About
What this is
Tomato Almanac is a visual chooser and collector's guide to tomato varieties. The job is not to list every tomato ever grown. Larger databases already do that. The job is to help you decide what to grow: what a variety tastes like, how it actually behaves in the garden, what to plant instead when your favorite sells out, and which ones earn their place in a short-season bed.
What we cover
Heirlooms, hybrids, and open-pollinated varieties across the range that home gardeners actually plant: cherry and grape, paste and sauce, slicers and beefsteaks, dwarf and container types, and the strange, beautiful ones worth growing for their own sake.
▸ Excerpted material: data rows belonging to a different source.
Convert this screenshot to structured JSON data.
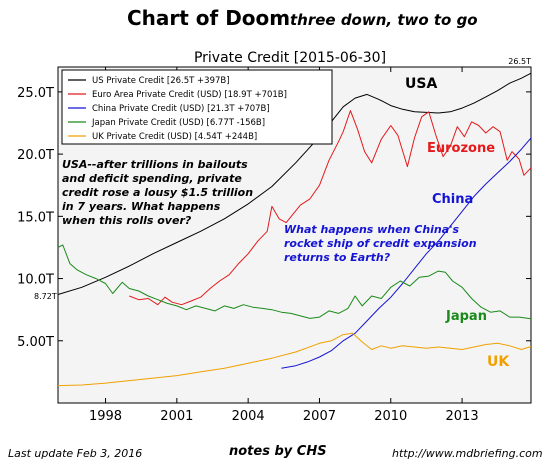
{
  "header": {
    "title": "Chart of Doom",
    "subtitle": "three down, two to go"
  },
  "footer": {
    "last_update": "Last update Feb  3, 2016",
    "notes": "notes by CHS",
    "url": "http://www.mdbriefing.com"
  },
  "colors": {
    "usa": "#000000",
    "euro": "#e41a1c",
    "china": "#1414d4",
    "japan": "#1a8a1a",
    "uk": "#f0a000",
    "plot_bg": "#f4f4f4"
  },
  "chart_data": {
    "type": "line",
    "title": "Private Credit  [2015-06-30]",
    "xlabel": "",
    "ylabel": "",
    "xlim": [
      1996.0,
      2015.9
    ],
    "ylim": [
      0,
      27
    ],
    "x_ticks": [
      1998,
      2001,
      2004,
      2007,
      2010,
      2013
    ],
    "x_tick_labels": [
      "1998",
      "2001",
      "2004",
      "2007",
      "2010",
      "2013"
    ],
    "y_ticks": [
      5,
      10,
      15,
      20,
      25
    ],
    "y_tick_labels": [
      "5.00T",
      "10.0T",
      "15.0T",
      "20.0T",
      "25.0T"
    ],
    "grid": false,
    "legend_position": "top-left",
    "edge_labels": {
      "right_top": "26.5T",
      "left": "8.72T"
    },
    "series": [
      {
        "name": "US Private Credit [26.5T +397B]",
        "key": "usa",
        "x": [
          1996.0,
          1997.0,
          1998.0,
          1999.0,
          2000.0,
          2001.0,
          2002.0,
          2003.0,
          2004.0,
          2005.0,
          2006.0,
          2007.0,
          2007.5,
          2008.0,
          2008.5,
          2009.0,
          2009.5,
          2010.0,
          2010.5,
          2011.0,
          2012.0,
          2012.5,
          2013.0,
          2013.5,
          2014.0,
          2014.5,
          2015.0,
          2015.5,
          2015.9
        ],
        "values": [
          8.72,
          9.3,
          10.1,
          11.0,
          12.0,
          12.9,
          13.8,
          14.8,
          16.0,
          17.4,
          19.3,
          21.4,
          22.6,
          23.8,
          24.5,
          24.8,
          24.4,
          23.9,
          23.6,
          23.4,
          23.3,
          23.4,
          23.7,
          24.1,
          24.6,
          25.1,
          25.7,
          26.1,
          26.5
        ]
      },
      {
        "name": "Euro Area Private Credit (USD) [18.9T +701B]",
        "key": "euro",
        "x": [
          1999.0,
          1999.4,
          1999.8,
          2000.2,
          2000.5,
          2000.8,
          2001.2,
          2001.6,
          2002.0,
          2002.4,
          2002.8,
          2003.2,
          2003.6,
          2004.0,
          2004.4,
          2004.8,
          2005.0,
          2005.3,
          2005.6,
          2005.9,
          2006.2,
          2006.6,
          2007.0,
          2007.4,
          2007.8,
          2008.0,
          2008.3,
          2008.6,
          2008.9,
          2009.2,
          2009.6,
          2010.0,
          2010.3,
          2010.7,
          2011.0,
          2011.3,
          2011.6,
          2011.9,
          2012.2,
          2012.5,
          2012.8,
          2013.1,
          2013.4,
          2013.7,
          2014.0,
          2014.3,
          2014.6,
          2014.9,
          2015.1,
          2015.4,
          2015.6,
          2015.9
        ],
        "values": [
          8.6,
          8.3,
          8.4,
          7.9,
          8.5,
          8.1,
          7.9,
          8.2,
          8.5,
          9.2,
          9.8,
          10.3,
          11.2,
          12.0,
          13.0,
          13.8,
          15.8,
          14.8,
          14.5,
          15.2,
          15.9,
          16.4,
          17.5,
          19.5,
          21.0,
          21.8,
          23.5,
          22.0,
          20.2,
          19.3,
          21.2,
          22.3,
          21.5,
          19.0,
          21.3,
          23.0,
          23.4,
          21.5,
          19.8,
          20.6,
          22.2,
          21.4,
          22.6,
          22.3,
          21.7,
          22.2,
          21.8,
          19.5,
          20.2,
          19.6,
          18.3,
          18.9
        ]
      },
      {
        "name": "China Private Credit (USD) [21.3T +707B]",
        "key": "china",
        "x": [
          2005.4,
          2006.0,
          2006.5,
          2007.0,
          2007.5,
          2008.0,
          2008.5,
          2009.0,
          2009.5,
          2010.0,
          2010.5,
          2011.0,
          2011.5,
          2012.0,
          2012.5,
          2013.0,
          2013.5,
          2014.0,
          2014.5,
          2015.0,
          2015.5,
          2015.9
        ],
        "values": [
          2.8,
          3.0,
          3.3,
          3.7,
          4.2,
          5.0,
          5.6,
          6.6,
          7.6,
          8.5,
          9.6,
          10.8,
          12.0,
          13.0,
          14.2,
          15.4,
          16.6,
          17.6,
          18.5,
          19.4,
          20.4,
          21.3
        ]
      },
      {
        "name": "Japan Private Credit (USD) [6.77T -156B]",
        "key": "japan",
        "x": [
          1996.0,
          1996.2,
          1996.5,
          1996.8,
          1997.2,
          1997.6,
          1998.0,
          1998.3,
          1998.7,
          1999.0,
          1999.4,
          1999.8,
          2000.2,
          2000.6,
          2001.0,
          2001.4,
          2001.8,
          2002.2,
          2002.6,
          2003.0,
          2003.4,
          2003.8,
          2004.2,
          2004.6,
          2005.0,
          2005.4,
          2005.8,
          2006.2,
          2006.6,
          2007.0,
          2007.4,
          2007.8,
          2008.2,
          2008.5,
          2008.8,
          2009.2,
          2009.6,
          2010.0,
          2010.4,
          2010.8,
          2011.2,
          2011.6,
          2012.0,
          2012.3,
          2012.6,
          2013.0,
          2013.4,
          2013.8,
          2014.2,
          2014.6,
          2015.0,
          2015.4,
          2015.9
        ],
        "values": [
          12.5,
          12.7,
          11.2,
          10.7,
          10.3,
          10.0,
          9.6,
          8.8,
          9.7,
          9.2,
          9.0,
          8.6,
          8.3,
          8.0,
          7.8,
          7.5,
          7.8,
          7.6,
          7.4,
          7.8,
          7.6,
          7.9,
          7.7,
          7.6,
          7.5,
          7.3,
          7.2,
          7.0,
          6.8,
          6.9,
          7.4,
          7.2,
          7.6,
          8.6,
          7.8,
          8.6,
          8.4,
          9.3,
          9.8,
          9.4,
          10.1,
          10.2,
          10.6,
          10.5,
          9.8,
          9.3,
          8.4,
          7.7,
          7.3,
          7.4,
          6.9,
          6.9,
          6.77
        ]
      },
      {
        "name": "UK Private Credit (USD) [4.54T +244B]",
        "key": "uk",
        "x": [
          1996.0,
          1997.0,
          1998.0,
          1999.0,
          2000.0,
          2001.0,
          2002.0,
          2003.0,
          2004.0,
          2005.0,
          2006.0,
          2007.0,
          2007.5,
          2008.0,
          2008.4,
          2008.8,
          2009.2,
          2009.6,
          2010.0,
          2010.5,
          2011.0,
          2011.5,
          2012.0,
          2012.5,
          2013.0,
          2013.5,
          2014.0,
          2014.5,
          2015.0,
          2015.5,
          2015.9
        ],
        "values": [
          1.4,
          1.45,
          1.6,
          1.8,
          2.0,
          2.2,
          2.5,
          2.8,
          3.2,
          3.6,
          4.1,
          4.8,
          5.0,
          5.5,
          5.6,
          4.9,
          4.3,
          4.6,
          4.4,
          4.6,
          4.5,
          4.4,
          4.5,
          4.4,
          4.3,
          4.5,
          4.7,
          4.8,
          4.6,
          4.3,
          4.54
        ]
      }
    ],
    "annotations": [
      {
        "text": "USA",
        "key": "usa"
      },
      {
        "text": "Eurozone",
        "key": "euro"
      },
      {
        "text": "China",
        "key": "china"
      },
      {
        "text": "Japan",
        "key": "japan"
      },
      {
        "text": "UK",
        "key": "uk"
      },
      {
        "lines": [
          "USA--after trillions in bailouts",
          "and deficit spending, private",
          "credit rose a lousy $1.5 trillion",
          "in 7 years. What happens",
          "when this rolls over?"
        ],
        "key": "usa"
      },
      {
        "lines": [
          "What happens when China's",
          "rocket ship of credit expansion",
          "returns to Earth?"
        ],
        "key": "china"
      }
    ]
  }
}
Each profile carries honest grow notes, a flavor description traced to its source, the seed vendors that sell it, and qualified swaps that read like “like this one, but earlier” or “but open-pollinated.”
Region first
We start with New England, a cold, short-season climate where variety choice decides whether you get ripe fruit before frost. Region is a first-class filter from the start, and other regions follow once the New England set proves out.
What we are not
We do not sell seed and we are not affiliated with any vendor. Some links to seed sources may be affiliate links, disclosed where they appear, but the picks are not for sale. We never present an AI-generated image as a real photo of a named variety. Read the full sourcing rules on the methodology page.
Who publishes it
Tomato Almanac is published as an organization, not under an invented personal byline. When a claim is uncertain, we say so and show the gap rather than paper over it.